The core slice data is obtained by CT scanning of the core before and after the CO₂-water-rock reaction. The porosity distribution of C7 and S1 cores after 3D digital reconstruction is shown in Figure 14. The helium porosimeter measured porosity of the C7 core is 5.35%. The reconstructed pore volume is 900,008 μm³ and the porosity is 5.38%. The CT reconstruction porosity is basically consistent with that of the helium porosimeter. In Figure 14a, the C7 core has uniform pore distribution and good cementation. After the CO₂-water-rock interaction, the helium porosimeter measured porosity is 4.71%. The CT reconstructed pore volume is 875,941 μm³ and the porosity is 4.90%. The porosity decreased by 0.64% compared to the initial. By comparing the CT digital slice porosities as shown in Figure 14c, the porosity is slightly reduced by the CO₂-water-rock interaction along the core length. Nevertheless, on the outlet side (dash square in Figure 14c), high-pressure CO₂ flooding pushes the newly forming minerals particles to migrate to the outlet side and block the pore throat.

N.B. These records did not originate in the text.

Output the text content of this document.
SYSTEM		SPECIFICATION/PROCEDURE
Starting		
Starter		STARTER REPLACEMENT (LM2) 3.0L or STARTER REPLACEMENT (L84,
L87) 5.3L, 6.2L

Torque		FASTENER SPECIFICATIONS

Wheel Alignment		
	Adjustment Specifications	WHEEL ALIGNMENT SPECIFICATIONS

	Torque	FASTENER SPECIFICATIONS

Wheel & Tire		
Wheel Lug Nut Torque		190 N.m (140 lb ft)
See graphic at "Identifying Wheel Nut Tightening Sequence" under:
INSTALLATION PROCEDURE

The helium porosimeter measured porosity of the S1 core is 5.28%. The reconstructed pore volume is 993,307 μm³, and the porosity reconstructed by CT scan is 5.37%. In Figure 14d, the pore distribution of the S1 core is uneven. After the CO₂-water-rock reaction, the helium porosimeter measured porosity is 4.97%. The reconstructed pore volume is 955,682 μm³ and the porosity is 5.08%. In Figure 14f, the porosity change of the S1 core is not obvious before and after the CO₂ injection, which indicates that the pore throat of the core is almost not affected by the CO₂-water-rock interaction. CT scanning analysis can clearly explain the permeability and porosity testing results.

4. Conclusions

In this study, two kinds of shale rock reacting with SC-CO₂ under static and dynamic experimental conditions were investigated. The surface morphologies, newly formed minerals, porosity, and permeability of the reservoir rocks before and after the interaction were studied. The main conclusions are as follows:

(1)

From the static experiment, dissolution and precipitation can be observed, which shows that SC-CO₂ and water will certainly change the physical properties of the shale rocks in the C7 and S1 formations. Dissolution happens to minerals such as dolomite and chlorite in the rock; the precipitation is caused by the iron dolomite formed by the reaction of chlorite with calcium carbonate and carbon dioxide.

(2)

The reconstruction of pores before and after the dynamic experiment was analyzed by CT scanning. The CO₂-water-rock interaction may lead to the blocking of small pores. Compared with the S1 core, SC-CO₂ flooding pushes the newly formed mineral particles to migrate to the outlet side and block the pore throat in the C7 core.

(3)

The research results show that the S1 reservoir is basically not affected by the CO₂-water-rock interaction, and the flow back is the best within 6 h after SC-CO₂ injection.

(4)

The C7 reservoir is most severely affected by the CO₂-water-rock interaction in 12–24 h. It is recommended to perform the flow back within 12 h or after 24 h, improper flowback strategies could cause SC-CO₂ retention and reservoir damage.